View from Ghana: Why integrating TCIM with primary health care services is key

As a country rich in traditional, complementary and integrated medicine (TCIM) practices, Ghana is making constant efforts to improve the quality of evidence-based TCIM provision in the country. We caught up with Dr. Anastasia Yirenkyi, Director of Traditional and Alternative Medicine at Ghana’s Ministry of Health, to discuss TCIM’s experience in the country and future directions to better serve the needs of communities.

What has been Ghana’s experience in TCIM development?

Traditional medicine is based on knowledge that had been part of the faith and belief systems that people used throughout time in Ghana to improve their health and well-being. Since the 1960s, there has been consistent political leadership in the country to develop TCIM delivery policies and standards.

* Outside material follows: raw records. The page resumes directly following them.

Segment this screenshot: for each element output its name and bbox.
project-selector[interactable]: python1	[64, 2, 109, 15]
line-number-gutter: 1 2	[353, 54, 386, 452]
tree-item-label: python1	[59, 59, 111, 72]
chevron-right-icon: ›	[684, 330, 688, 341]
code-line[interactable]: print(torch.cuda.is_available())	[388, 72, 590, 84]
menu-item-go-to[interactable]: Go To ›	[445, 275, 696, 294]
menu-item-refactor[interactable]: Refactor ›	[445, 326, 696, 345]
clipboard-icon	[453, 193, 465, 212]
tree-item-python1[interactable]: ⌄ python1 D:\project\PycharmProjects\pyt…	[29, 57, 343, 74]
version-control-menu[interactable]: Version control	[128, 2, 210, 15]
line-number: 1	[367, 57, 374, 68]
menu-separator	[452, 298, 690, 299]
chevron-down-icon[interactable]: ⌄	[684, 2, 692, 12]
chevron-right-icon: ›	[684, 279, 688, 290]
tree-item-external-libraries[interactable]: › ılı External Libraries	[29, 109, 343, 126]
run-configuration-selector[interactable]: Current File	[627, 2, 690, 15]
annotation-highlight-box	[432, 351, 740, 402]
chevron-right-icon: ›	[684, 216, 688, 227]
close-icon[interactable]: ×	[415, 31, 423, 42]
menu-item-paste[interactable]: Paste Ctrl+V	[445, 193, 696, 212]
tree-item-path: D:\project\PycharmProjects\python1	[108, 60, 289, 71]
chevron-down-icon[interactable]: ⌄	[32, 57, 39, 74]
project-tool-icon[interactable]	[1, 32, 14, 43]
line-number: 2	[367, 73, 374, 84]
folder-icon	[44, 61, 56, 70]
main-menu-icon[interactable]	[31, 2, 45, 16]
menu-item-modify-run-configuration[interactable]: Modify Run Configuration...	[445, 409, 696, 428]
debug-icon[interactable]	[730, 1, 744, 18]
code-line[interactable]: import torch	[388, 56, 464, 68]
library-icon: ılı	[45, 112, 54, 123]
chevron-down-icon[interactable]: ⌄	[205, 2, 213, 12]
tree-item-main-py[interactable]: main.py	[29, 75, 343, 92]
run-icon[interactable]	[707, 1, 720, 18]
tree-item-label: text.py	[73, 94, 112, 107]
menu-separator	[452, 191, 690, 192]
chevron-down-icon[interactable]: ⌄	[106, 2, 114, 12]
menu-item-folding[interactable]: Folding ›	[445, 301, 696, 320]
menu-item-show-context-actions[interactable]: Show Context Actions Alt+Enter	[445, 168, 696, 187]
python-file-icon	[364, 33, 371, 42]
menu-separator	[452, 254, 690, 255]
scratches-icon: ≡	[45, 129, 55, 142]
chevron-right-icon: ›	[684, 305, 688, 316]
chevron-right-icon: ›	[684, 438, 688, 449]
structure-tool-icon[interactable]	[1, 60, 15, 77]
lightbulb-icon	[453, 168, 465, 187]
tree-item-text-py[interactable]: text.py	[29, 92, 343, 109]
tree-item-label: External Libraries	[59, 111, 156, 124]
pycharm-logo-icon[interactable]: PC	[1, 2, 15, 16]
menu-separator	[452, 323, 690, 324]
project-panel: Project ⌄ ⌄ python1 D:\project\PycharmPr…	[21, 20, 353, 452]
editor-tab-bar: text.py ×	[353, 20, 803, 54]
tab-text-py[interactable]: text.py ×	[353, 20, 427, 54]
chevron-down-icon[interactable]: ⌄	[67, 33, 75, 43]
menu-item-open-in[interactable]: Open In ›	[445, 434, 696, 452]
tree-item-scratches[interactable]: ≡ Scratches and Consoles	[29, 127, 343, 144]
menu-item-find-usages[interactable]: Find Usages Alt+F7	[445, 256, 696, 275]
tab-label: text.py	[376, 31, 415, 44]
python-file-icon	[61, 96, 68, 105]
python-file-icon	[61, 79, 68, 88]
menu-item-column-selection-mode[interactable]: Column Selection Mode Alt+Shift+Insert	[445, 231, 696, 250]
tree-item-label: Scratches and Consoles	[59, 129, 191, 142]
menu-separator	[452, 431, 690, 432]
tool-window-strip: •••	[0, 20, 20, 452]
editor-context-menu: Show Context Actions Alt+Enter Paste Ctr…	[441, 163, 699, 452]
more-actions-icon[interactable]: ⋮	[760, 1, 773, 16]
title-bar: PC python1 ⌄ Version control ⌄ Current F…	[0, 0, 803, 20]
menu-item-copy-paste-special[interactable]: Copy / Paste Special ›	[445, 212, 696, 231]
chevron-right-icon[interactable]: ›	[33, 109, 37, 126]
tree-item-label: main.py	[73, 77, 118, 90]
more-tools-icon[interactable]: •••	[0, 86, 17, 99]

In 1975, Ghana established a plant-based medicine center. We now have a center of excellence for research and development of medicinal herbs, working with universities. Many efforts have been made to provide professional trainings and we have a very strong federation of Ghanaian traditional medicine practitioners. We have a good policy and regulatory framework under the Public Health Act 851, which is mandated to control medical products, including herbal medicines.

Since 2017, we have started pilot tests to integrate TCIM as part of primary health service delivery in the public health sector. We now have 55 TCIM services integrated into public health facilities. But we must do much more. Not only in Ghana but also in the entire African region, we need to identify gaps and build bridges between traditional and conventional medicine, to work together.

What has been the experience in improving the quality and safety standards of TCIM practices?

With the implementation of Public Health Act 851, we have been making efforts to register and accredit TCIM practitioners. We promote a common code of practice for TCIM. We have estimated that there are at least 40,000 practitioners of various TCIM practices in Ghana. At MOH, we have registered up to 10,000. This means we have a lot of work to do, not only in Ghana, but in all our countries.

TCIM practices are at the center of communities; people go to them because they know them, they speak their languages, they know their customs and traditions. In many settings, TCIM professionals provide essential primary health care. In the past, they used to operate mainly in the private sector, so even educating them about safety regulations and standards takes a lot of effort. This also means that we need a lot of support from partners and collaborators to invest in this work.

What is the most important action we should take to improve TCIM delivery?

It is very necessary to build bridges between communities. We invite many traditional medicine researchers and practitioners to events such as the African Traditional Medicine Day or conventions organized by the West African Health Organization. We learn so much from each other, there is so much missed opportunity to understand how different types of medicine can work together to help people be healthier.

Equally, it is essential to integrate service delivery centered on patient-centred care. We need to promote referral services; for TCIM professionals to say, for example, if the patient needs urgent attention from conventional medicine, say, has high blood pressure or symptoms of infectious diseases, to refer to the necessary care in medical clinics conventional because the patient does not lack the necessary early diagnosis and care. At the same time, conventional medicine providers can refer to MIC care if the patient expresses interest in accessing MIC interventions and can benefit from them. This type of collaboration and integration can help provide truly holistic care for people to achieve better health and wellness.